For some reason humanity is fueled by fear, the fear that something is "wrong" but that conceptual notion is just as silly as Maria Bamford's voice. Why have humans forgotten the obvious? That thoughts aren't "selves" they are just thoughts, that the universe is not explainable in a concept, that, that that. I could whine all day, thereby contradicting everything I just asserted. But really, it's ALL good. Nothing is ever wrong. Ever. It just can't be. Because that's a concept. What is wrong on an infinite landscape, really? A dark little spot? Like were all gonna rest in some dark little spot for eternity and be "wrong" because millions of people had little thoughts that they believed? Jeez Louise, humanities bar really needs to be raised (ha look at what I just did... made a statement based on the assumption that something is wrong...). The concept of wrongness is the real opiate of the masses, and the more I unfold out of the kind of a mindset, the more I just fucking enjoy anything that comes my way. Drop my iPhone and shatter the screen? Sure! Cringe when I drunkenly act like a retard? Oops! Sing a song and send it to my mom? Hell yeah! haha, and on and on and on. Further, next, further, next. Next, next, next. What is life, but what's next?

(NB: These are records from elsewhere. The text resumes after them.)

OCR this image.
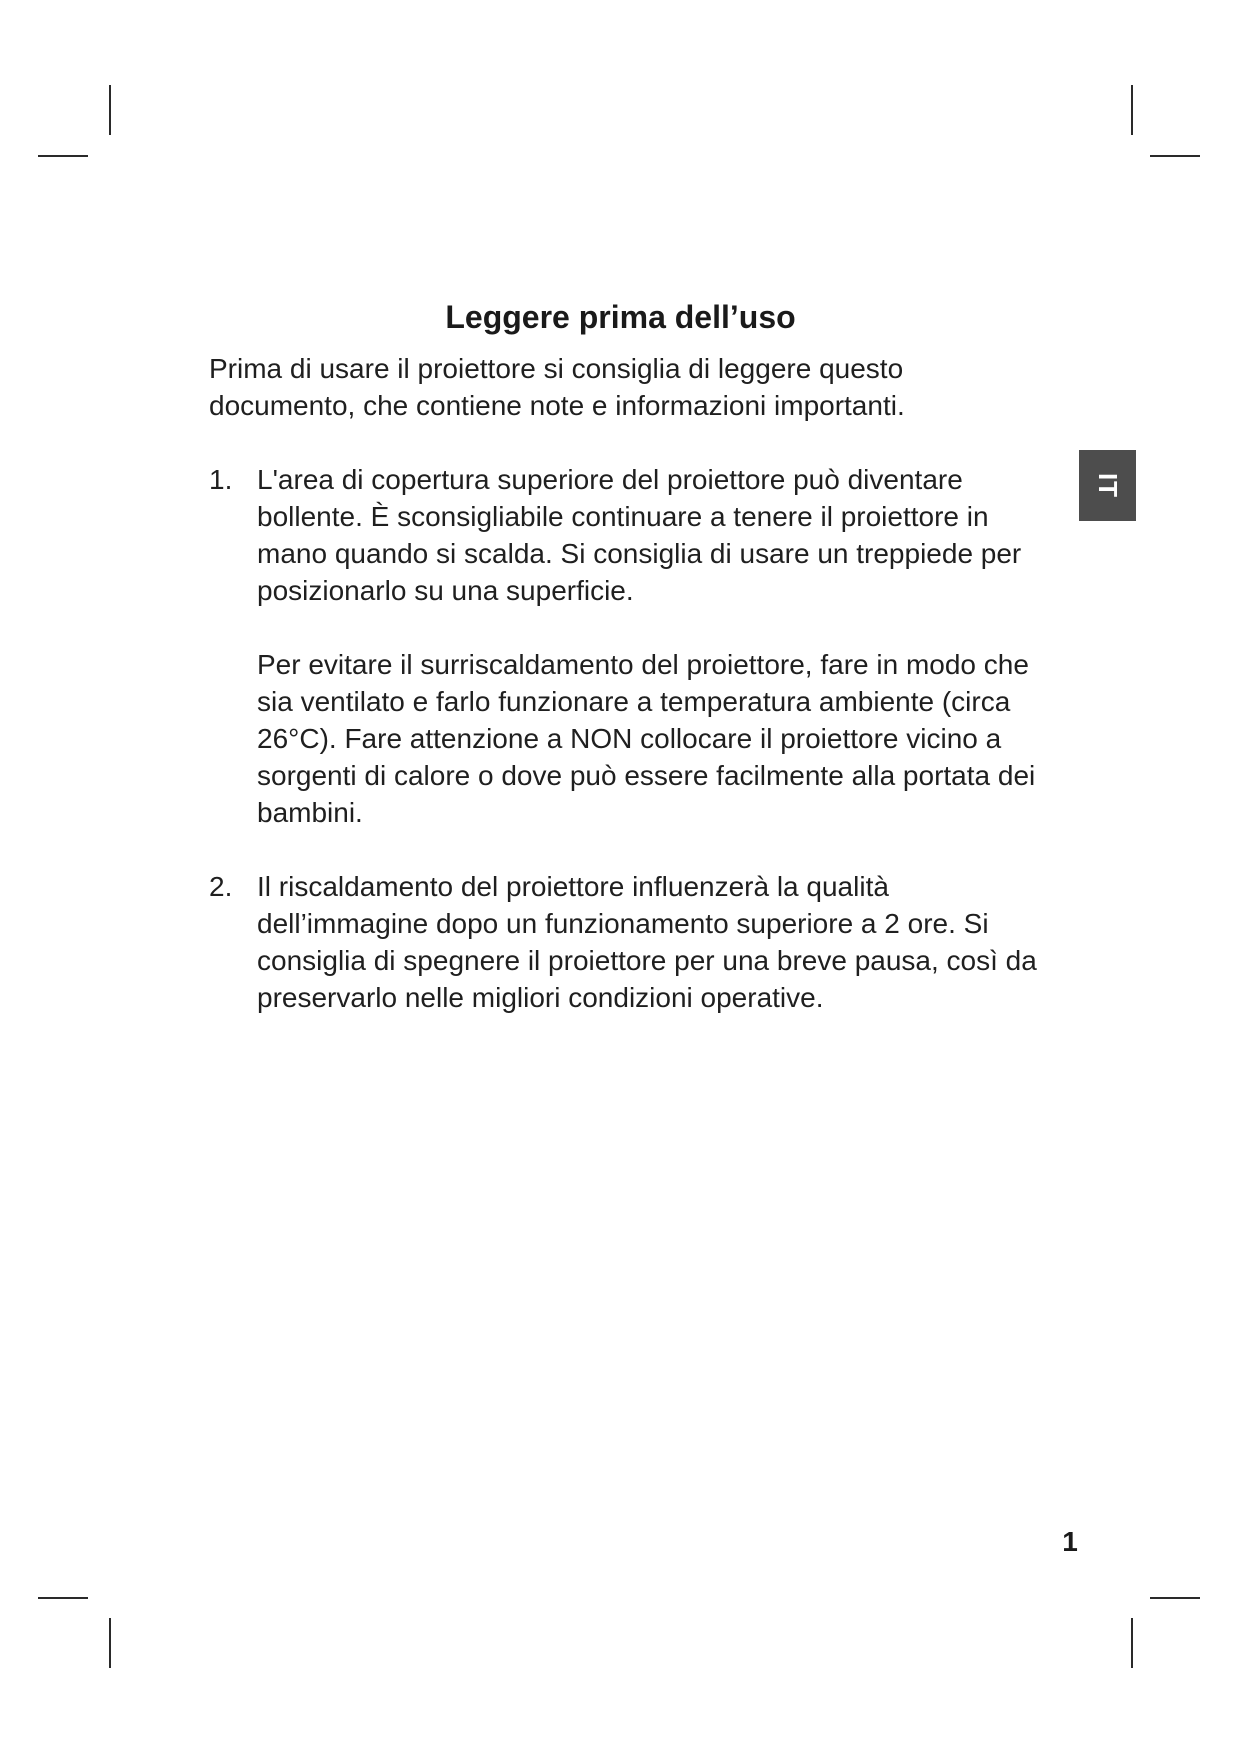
Leggere prima dell’uso

Prima di usare il proiettore si consiglia di leggere questo documento, che contiene note e informazioni importanti.

1. L'area di copertura superiore del proiettore può diventare bollente. È sconsigliabile continuare a tenere il proiettore in mano quando si scalda. Si consiglia di usare un treppiede per posizionarlo su una superficie.

Per evitare il surriscaldamento del proiettore, fare in modo che sia ventilato e farlo funzionare a temperatura ambiente (circa 26°C). Fare attenzione a NON collocare il proiettore vicino a sorgenti di calore o dove può essere facilmente alla portata dei bambini.

2. Il riscaldamento del proiettore influenzerà la qualità dell’immagine dopo un funzionamento superiore a 2 ore. Si consiglia di spegnere il proiettore per una breve pausa, così da preservarlo nelle migliori condizioni operative.

IT
1
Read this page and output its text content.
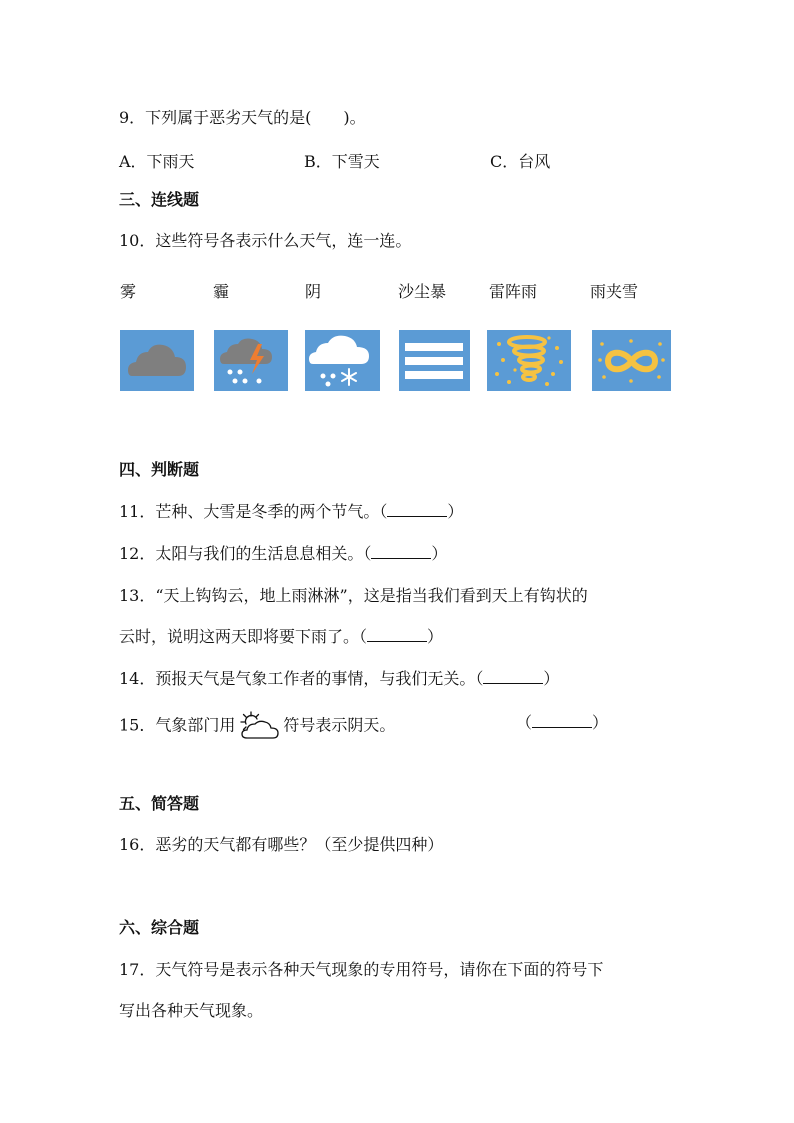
9．下列属于恶劣天气的是(　　)。
A．下雨天	B．下雪天	C．台风
三、连线题
10．这些符号各表示什么天气，连一连。
雾	霾	阴	沙尘暴	雷阵雨	雨夹雪
四、判断题
11．芒种、大雪是冬季的两个节气。（	）
12．太阳与我们的生活息息相关。（	）
13．“天上钩钩云，地上雨淋淋”，这是指当我们看到天上有钩状的
云时，说明这两天即将要下雨了。（	）
14．预报天气是气象工作者的事情，与我们无关。（	）
15．气象部门用	符号表示阴天。	（	）
五、简答题
16．恶劣的天气都有哪些？（至少提供四种）
六、综合题
17．天气符号是表示各种天气现象的专用符号，请你在下面的符号下
写出各种天气现象。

Also speaking of singing. I really did record myself singing Lana Del Rey's Million Dollar Man and send it to my mom. She said she played it all day, and she left me a voicemail of her listening to it (and quasi singing along). She is my first fan, and I am eternally grateful to have such a badass and supportive mother. Serious universe, fucking thank you for this gem. I could not be more grateful today for her. And guess what, tomorrow I might feel completely the opposite? That's life. It comes and comes and comes and we can't stop it, because we are it. Mmmyess.